Anggota DPR RI Daerah Pemilihan Kalimantan Utara, Rahmawati Zainal, meresmikan Rumah Singgah Bunda Rahmawati yang berlokasi di Jalan Pulau Irian, Kelurahan Kampung Satu Skip, tepat di samping RSUD dr H. Jusuf SK Tarakan, Senin (1/6/2026). Fasilitas tersebut disediakan untuk membantu keluarga pasien yang membutuhkan tempat beristirahat selama mendampingi anggota keluarganya menjalani perawatan.
Rahmawati mengatakan rumah singgah tersebut dapat digunakan secara gratis oleh masyarakat yang membutuhkan, khususnya keluarga pasien dari luar Kota Tarakan maupun daerah pedalaman di Kalimantan Utara.
“Seluruh fasilitas di rumah singgah ini dapat digunakan secara gratis,” ujar Rahmawati.
Menurut Anggota Komisi VII DPR RI itu, gagasan pembangunan rumah singgah muncul dari pengamatannya selama mengunjungi rumah sakit. Ia kerap menemukan keluarga pasien yang terpaksa beristirahat di mushola, lorong rumah sakit, atau bangku-bangku fasilitas kesehatan karena tidak memiliki tempat tinggal sementara yang layak.

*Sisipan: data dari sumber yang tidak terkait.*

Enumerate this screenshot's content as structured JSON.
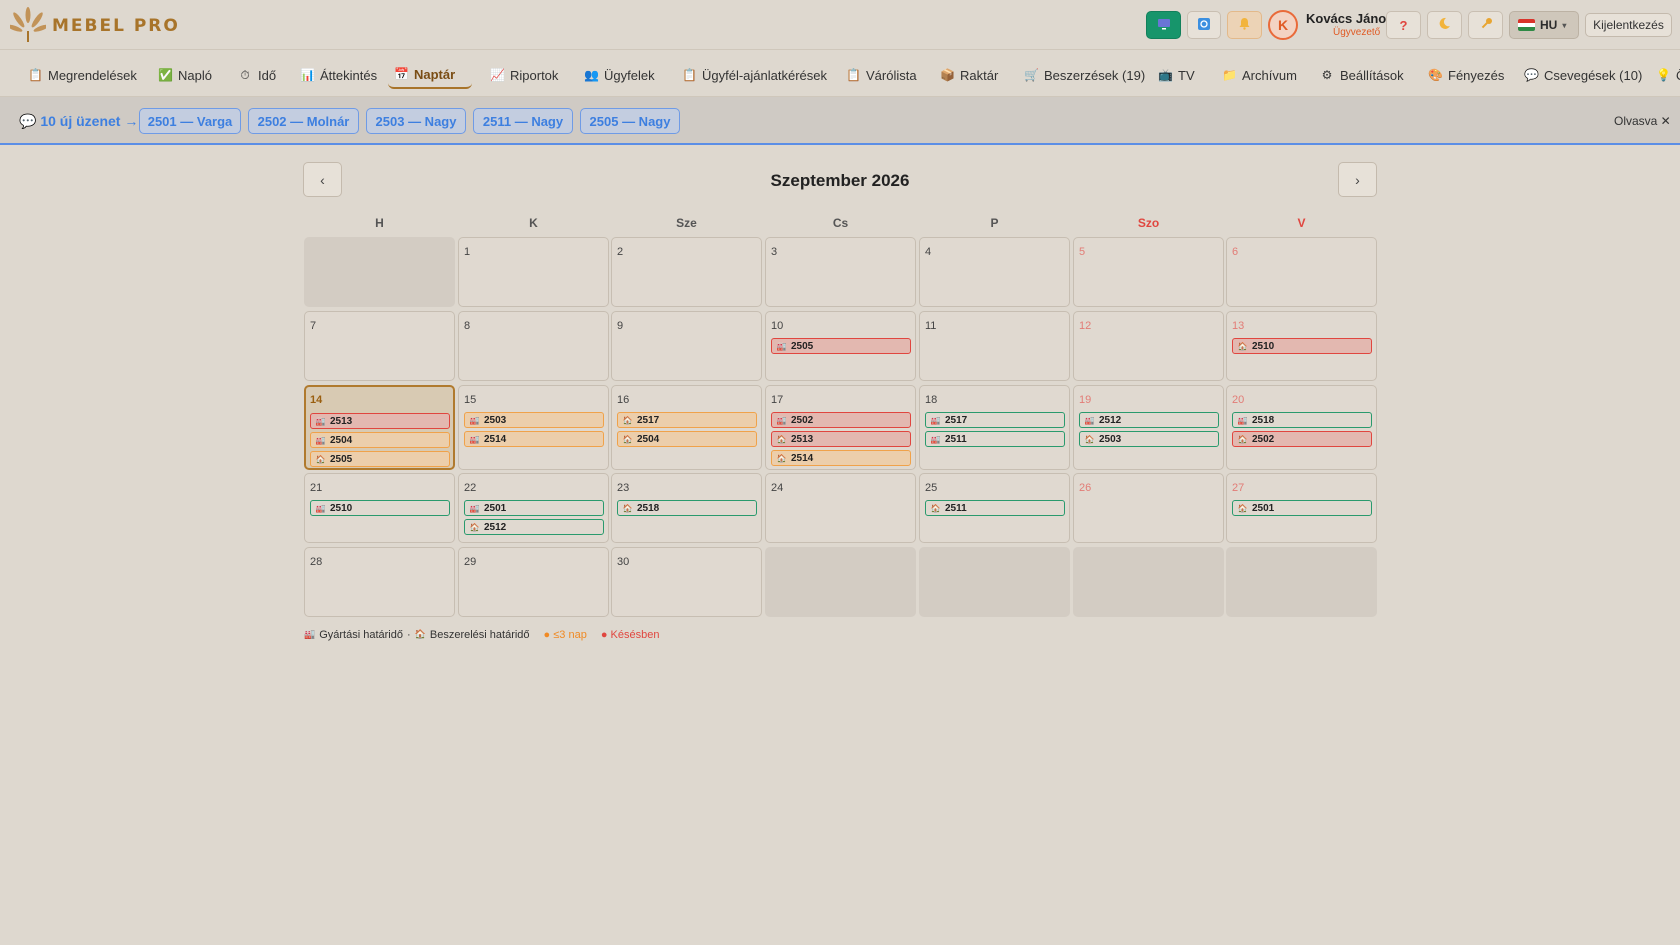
{
  "header": {
    "brand": "MEBEL PRO",
    "user_initial": "K",
    "user_name": "Kovács János",
    "user_role": "Ügyvezető",
    "language": "HU",
    "logout": "Kijelentkezés",
    "accent_color": "#a8742a",
    "icons": [
      "tv-screen-icon",
      "refresh-icon",
      "bell-icon",
      "help-icon",
      "theme-moon-icon",
      "key-icon"
    ]
  },
  "nav": {
    "items": [
      {
        "label": "Megrendelések",
        "icon": "clipboard-icon",
        "glyph": "📋"
      },
      {
        "label": "Napló",
        "icon": "checkbox-icon",
        "glyph": "✅"
      },
      {
        "label": "Idő",
        "icon": "stopwatch-icon",
        "glyph": "⏱"
      },
      {
        "label": "Áttekintés",
        "icon": "bar-chart-icon",
        "glyph": "📊"
      },
      {
        "label": "Naptár",
        "icon": "calendar-icon",
        "glyph": "📅"
      },
      {
        "label": "Riportok",
        "icon": "line-chart-icon",
        "glyph": "📈"
      },
      {
        "label": "Ügyfelek",
        "icon": "people-icon",
        "glyph": "👥"
      },
      {
        "label": "Ügyfél-ajánlatkérések",
        "icon": "clipboard-icon",
        "glyph": "📋"
      },
      {
        "label": "Várólista",
        "icon": "clipboard-icon",
        "glyph": "📋"
      },
      {
        "label": "Raktár",
        "icon": "package-icon",
        "glyph": "📦"
      },
      {
        "label": "Beszerzések (19)",
        "icon": "cart-icon",
        "glyph": "🛒"
      },
      {
        "label": "TV",
        "icon": "tv-icon",
        "glyph": "📺"
      },
      {
        "label": "Archívum",
        "icon": "folder-icon",
        "glyph": "📁"
      },
      {
        "label": "Beállítások",
        "icon": "settings-icon",
        "glyph": "⚙"
      },
      {
        "label": "Fényezés",
        "icon": "paint-icon",
        "glyph": "🎨"
      },
      {
        "label": "Csevegések (10)",
        "icon": "chat-icon",
        "glyph": "💬"
      },
      {
        "label": "Ö",
        "icon": "bulb-icon",
        "glyph": "💡"
      }
    ],
    "active": "Naptár"
  },
  "messages": {
    "lead": "💬 10 új üzenet →",
    "chips": [
      "2501 — Varga",
      "2502 — Molnár",
      "2503 — Nagy",
      "2511 — Nagy",
      "2505 — Nagy"
    ],
    "read": "Olvasva ✕"
  },
  "calendar": {
    "title": "Szeptember 2026",
    "prev": "‹",
    "next": "›",
    "weekdays": [
      "H",
      "K",
      "Sze",
      "Cs",
      "P",
      "Szo",
      "V"
    ],
    "weeks": [
      [
        null,
        {
          "day": "1",
          "events": []
        },
        {
          "day": "2",
          "events": []
        },
        {
          "day": "3",
          "events": []
        },
        {
          "day": "4",
          "events": []
        },
        {
          "day": "5",
          "events": []
        },
        {
          "day": "6",
          "events": []
        }
      ],
      [
        {
          "day": "7",
          "events": []
        },
        {
          "day": "8",
          "events": []
        },
        {
          "day": "9",
          "events": []
        },
        {
          "day": "10",
          "events": [
            {
              "id": "2505",
              "kind": "production",
              "status": "red"
            }
          ]
        },
        {
          "day": "11",
          "events": []
        },
        {
          "day": "12",
          "events": []
        },
        {
          "day": "13",
          "events": [
            {
              "id": "2510",
              "kind": "purchase",
              "status": "red"
            }
          ]
        }
      ],
      [
        {
          "day": "14",
          "today": true,
          "events": [
            {
              "id": "2513",
              "kind": "production",
              "status": "red"
            },
            {
              "id": "2504",
              "kind": "production",
              "status": "orange"
            },
            {
              "id": "2505",
              "kind": "purchase",
              "status": "orange"
            }
          ]
        },
        {
          "day": "15",
          "events": [
            {
              "id": "2503",
              "kind": "production",
              "status": "orange"
            },
            {
              "id": "2514",
              "kind": "production",
              "status": "orange"
            }
          ]
        },
        {
          "day": "16",
          "events": [
            {
              "id": "2517",
              "kind": "purchase",
              "status": "orange"
            },
            {
              "id": "2504",
              "kind": "purchase",
              "status": "orange"
            }
          ]
        },
        {
          "day": "17",
          "events": [
            {
              "id": "2502",
              "kind": "production",
              "status": "red"
            },
            {
              "id": "2513",
              "kind": "purchase",
              "status": "red"
            },
            {
              "id": "2514",
              "kind": "purchase",
              "status": "orange"
            }
          ]
        },
        {
          "day": "18",
          "events": [
            {
              "id": "2517",
              "kind": "production",
              "status": "green"
            },
            {
              "id": "2511",
              "kind": "production",
              "status": "green"
            }
          ]
        },
        {
          "day": "19",
          "events": [
            {
              "id": "2512",
              "kind": "production",
              "status": "green"
            },
            {
              "id": "2503",
              "kind": "purchase",
              "status": "green"
            }
          ]
        },
        {
          "day": "20",
          "events": [
            {
              "id": "2518",
              "kind": "production",
              "status": "green"
            },
            {
              "id": "2502",
              "kind": "purchase",
              "status": "red"
            }
          ]
        }
      ],
      [
        {
          "day": "21",
          "events": [
            {
              "id": "2510",
              "kind": "production",
              "status": "green"
            }
          ]
        },
        {
          "day": "22",
          "events": [
            {
              "id": "2501",
              "kind": "production",
              "status": "green"
            },
            {
              "id": "2512",
              "kind": "purchase",
              "status": "green"
            }
          ]
        },
        {
          "day": "23",
          "events": [
            {
              "id": "2518",
              "kind": "purchase",
              "status": "green"
            }
          ]
        },
        {
          "day": "24",
          "events": []
        },
        {
          "day": "25",
          "events": [
            {
              "id": "2511",
              "kind": "purchase",
              "status": "green"
            }
          ]
        },
        {
          "day": "26",
          "events": []
        },
        {
          "day": "27",
          "events": [
            {
              "id": "2501",
              "kind": "purchase",
              "status": "green"
            }
          ]
        }
      ],
      [
        {
          "day": "28",
          "events": []
        },
        {
          "day": "29",
          "events": []
        },
        {
          "day": "30",
          "events": []
        },
        null,
        null,
        null,
        null
      ]
    ]
  },
  "legend": {
    "production": "Gyártási határidő",
    "separator": "·",
    "purchase": "Beszerelési határidő",
    "soon": "● ≤3 nap",
    "late": "● Késésben"
  }
}
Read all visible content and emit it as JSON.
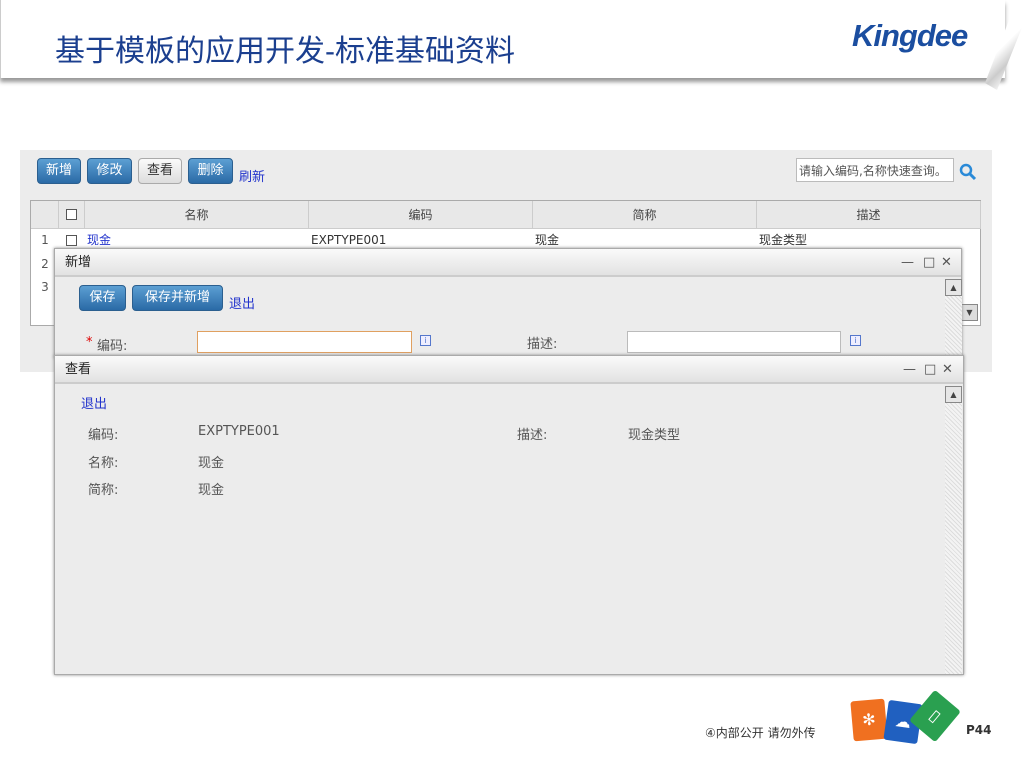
{
  "header": {
    "title": "基于模板的应用开发-标准基础资料",
    "logo": "Kingdee"
  },
  "toolbar": {
    "new": "新增",
    "edit": "修改",
    "view": "查看",
    "delete": "删除",
    "refresh": "刷新",
    "search_placeholder": "请输入编码,名称快速查询。"
  },
  "table": {
    "columns": [
      "名称",
      "编码",
      "简称",
      "描述"
    ],
    "rows": [
      {
        "num": "1",
        "name": "现金",
        "code": "EXPTYPE001",
        "short": "现金",
        "desc": "现金类型"
      },
      {
        "num": "2"
      },
      {
        "num": "3"
      }
    ]
  },
  "new_dialog": {
    "title": "新增",
    "save": "保存",
    "save_new": "保存并新增",
    "exit": "退出",
    "required_mark": "*",
    "code_label": "编码:",
    "desc_label": "描述:",
    "code_value": "",
    "desc_value": ""
  },
  "view_dialog": {
    "title": "查看",
    "exit": "退出",
    "code_label": "编码:",
    "code_value": "EXPTYPE001",
    "desc_label": "描述:",
    "desc_value": "现金类型",
    "name_label": "名称:",
    "name_value": "现金",
    "short_label": "简称:",
    "short_value": "现金"
  },
  "window_controls": {
    "minimize": "—",
    "maximize": "□",
    "close": "✕"
  },
  "footer": {
    "notice": "④内部公开 请勿外传",
    "page": "P44"
  }
}
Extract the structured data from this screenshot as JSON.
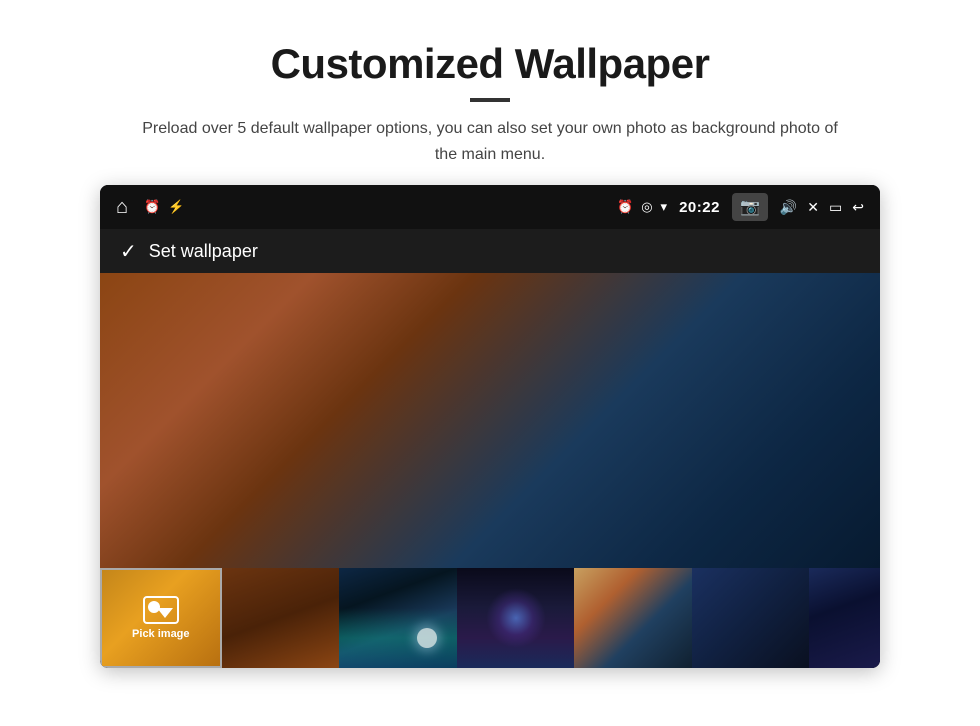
{
  "header": {
    "title": "Customized Wallpaper",
    "subtitle": "Preload over 5 default wallpaper options, you can also set your own photo as background photo of the main menu."
  },
  "statusBar": {
    "time": "20:22",
    "leftIcons": [
      "home",
      "clock",
      "usb"
    ],
    "rightIcons": [
      "alarm",
      "location",
      "wifi",
      "camera",
      "volume",
      "close",
      "window",
      "back"
    ]
  },
  "setWallpaperBar": {
    "checkmark": "✓",
    "label": "Set wallpaper"
  },
  "thumbnails": [
    {
      "id": "pick-image",
      "label": "Pick image"
    },
    {
      "id": "thumb-2",
      "label": ""
    },
    {
      "id": "thumb-3",
      "label": ""
    },
    {
      "id": "thumb-4",
      "label": ""
    },
    {
      "id": "thumb-5",
      "label": ""
    },
    {
      "id": "thumb-6",
      "label": ""
    },
    {
      "id": "thumb-7",
      "label": ""
    }
  ]
}
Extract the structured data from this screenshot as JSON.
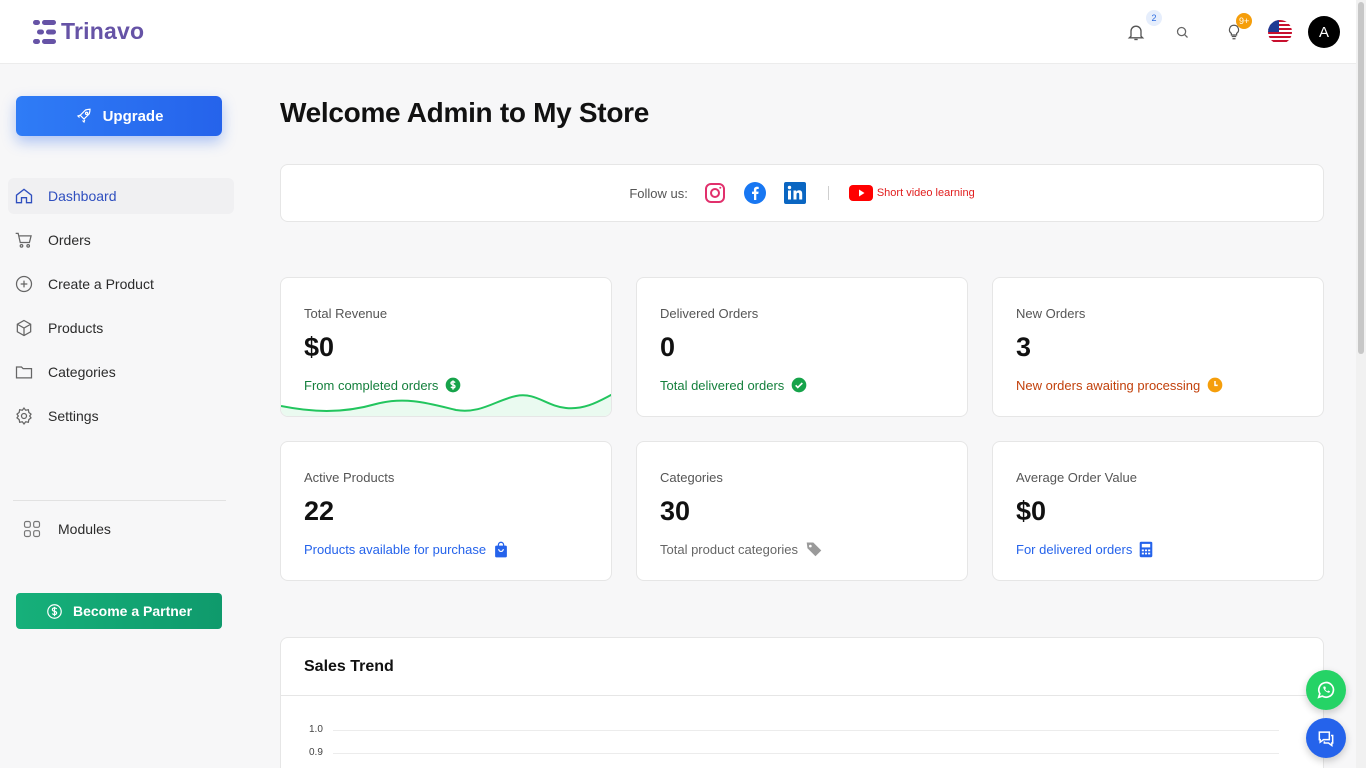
{
  "brand": {
    "name": "Trinavo",
    "color": "#6653a6"
  },
  "header": {
    "notifications_badge": "2",
    "ideas_badge": "9+",
    "avatar_initial": "A",
    "icons": [
      "bell-icon",
      "search-icon",
      "lightbulb-icon",
      "us-flag-icon"
    ]
  },
  "sidebar": {
    "upgrade_label": "Upgrade",
    "items": [
      {
        "label": "Dashboard",
        "icon": "home-icon",
        "active": true
      },
      {
        "label": "Orders",
        "icon": "cart-icon"
      },
      {
        "label": "Create a Product",
        "icon": "plus-circle-icon"
      },
      {
        "label": "Products",
        "icon": "box-icon"
      },
      {
        "label": "Categories",
        "icon": "folder-icon"
      },
      {
        "label": "Settings",
        "icon": "gear-icon"
      }
    ],
    "modules_label": "Modules",
    "partner_label": "Become a Partner"
  },
  "main": {
    "title": "Welcome Admin to My Store",
    "follow": {
      "label": "Follow us:",
      "video_link": "Short video learning"
    },
    "stats": [
      {
        "title": "Total Revenue",
        "value": "$0",
        "sub": "From completed orders",
        "tone": "green"
      },
      {
        "title": "Delivered Orders",
        "value": "0",
        "sub": "Total delivered orders",
        "tone": "green"
      },
      {
        "title": "New Orders",
        "value": "3",
        "sub": "New orders awaiting processing",
        "tone": "orange"
      },
      {
        "title": "Active Products",
        "value": "22",
        "sub": "Products available for purchase",
        "tone": "blue"
      },
      {
        "title": "Categories",
        "value": "30",
        "sub": "Total product categories",
        "tone": "grey"
      },
      {
        "title": "Average Order Value",
        "value": "$0",
        "sub": "For delivered orders",
        "tone": "blue"
      }
    ],
    "sales_trend": {
      "title": "Sales Trend",
      "y_ticks": [
        "1.0",
        "0.9"
      ]
    }
  },
  "colors": {
    "accent_blue": "#2563eb",
    "partner_green": "#16b07a",
    "whatsapp_green": "#25d366"
  }
}
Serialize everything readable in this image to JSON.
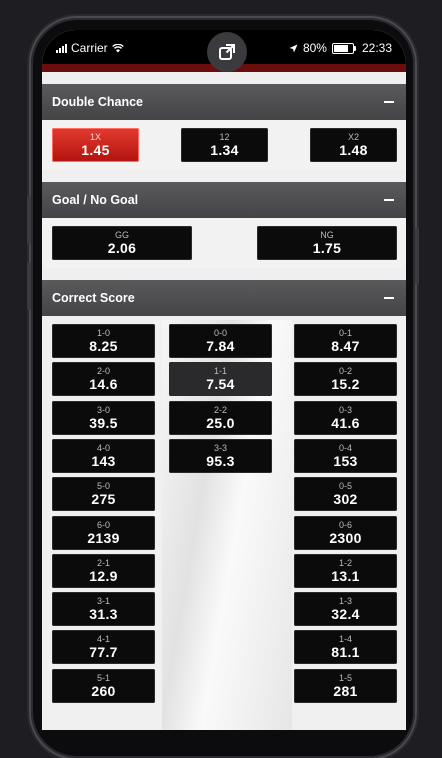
{
  "status": {
    "carrier": "Carrier",
    "battery": "80%",
    "time": "22:33"
  },
  "sections": [
    {
      "title": "Double Chance",
      "options": [
        {
          "label": "1X",
          "odd": "1.45",
          "selected": true
        },
        {
          "label": "12",
          "odd": "1.34",
          "selected": false
        },
        {
          "label": "X2",
          "odd": "1.48",
          "selected": false
        }
      ]
    },
    {
      "title": "Goal / No Goal",
      "options": [
        {
          "label": "GG",
          "odd": "2.06"
        },
        {
          "label": "NG",
          "odd": "1.75"
        }
      ]
    },
    {
      "title": "Correct Score",
      "home": [
        {
          "label": "1-0",
          "odd": "8.25"
        },
        {
          "label": "2-0",
          "odd": "14.6"
        },
        {
          "label": "3-0",
          "odd": "39.5"
        },
        {
          "label": "4-0",
          "odd": "143"
        },
        {
          "label": "5-0",
          "odd": "275"
        },
        {
          "label": "6-0",
          "odd": "2139"
        },
        {
          "label": "2-1",
          "odd": "12.9"
        },
        {
          "label": "3-1",
          "odd": "31.3"
        },
        {
          "label": "4-1",
          "odd": "77.7"
        },
        {
          "label": "5-1",
          "odd": "260"
        }
      ],
      "draw": [
        {
          "label": "0-0",
          "odd": "7.84"
        },
        {
          "label": "1-1",
          "odd": "7.54"
        },
        {
          "label": "2-2",
          "odd": "25.0"
        },
        {
          "label": "3-3",
          "odd": "95.3"
        }
      ],
      "away": [
        {
          "label": "0-1",
          "odd": "8.47"
        },
        {
          "label": "0-2",
          "odd": "15.2"
        },
        {
          "label": "0-3",
          "odd": "41.6"
        },
        {
          "label": "0-4",
          "odd": "153"
        },
        {
          "label": "0-5",
          "odd": "302"
        },
        {
          "label": "0-6",
          "odd": "2300"
        },
        {
          "label": "1-2",
          "odd": "13.1"
        },
        {
          "label": "1-3",
          "odd": "32.4"
        },
        {
          "label": "1-4",
          "odd": "81.1"
        },
        {
          "label": "1-5",
          "odd": "281"
        }
      ]
    }
  ]
}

“Banyak keluarga pasien yang justru jatuh sakit karena kelelahan saat menjaga anggota keluarganya yang sedang dirawat,” ungkapnya.
Rahmawati menjelaskan sebagian besar pasien yang dirujuk ke Tarakan berasal dari berbagai kabupaten di Kalimantan Utara, termasuk wilayah pedalaman dan kawasan tertinggal, terdepan, dan terluar (3T). Kondisi tersebut membuat kebutuhan akan tempat singgah yang nyaman dan terjangkau menjadi sangat penting.
Rumah Singgah Bunda Rahmawati memiliki 14 kamar dan empat kamar mandi yang tersebar di lantai bawah maupun lantai atas. Lokasinya yang berada di dekat rumah sakit diharapkan memudahkan keluarga pasien untuk tetap mendampingi kerabat yang sedang menjalani pengobatan.
Srikandi Gerindra itu berharap kehadiran rumah singgah tersebut dapat membantu keluarga pasien menjaga kondisi fisik dan mental selama masa pendampingan sehingga proses pemulihan pasien juga dapat berjalan lebih baik.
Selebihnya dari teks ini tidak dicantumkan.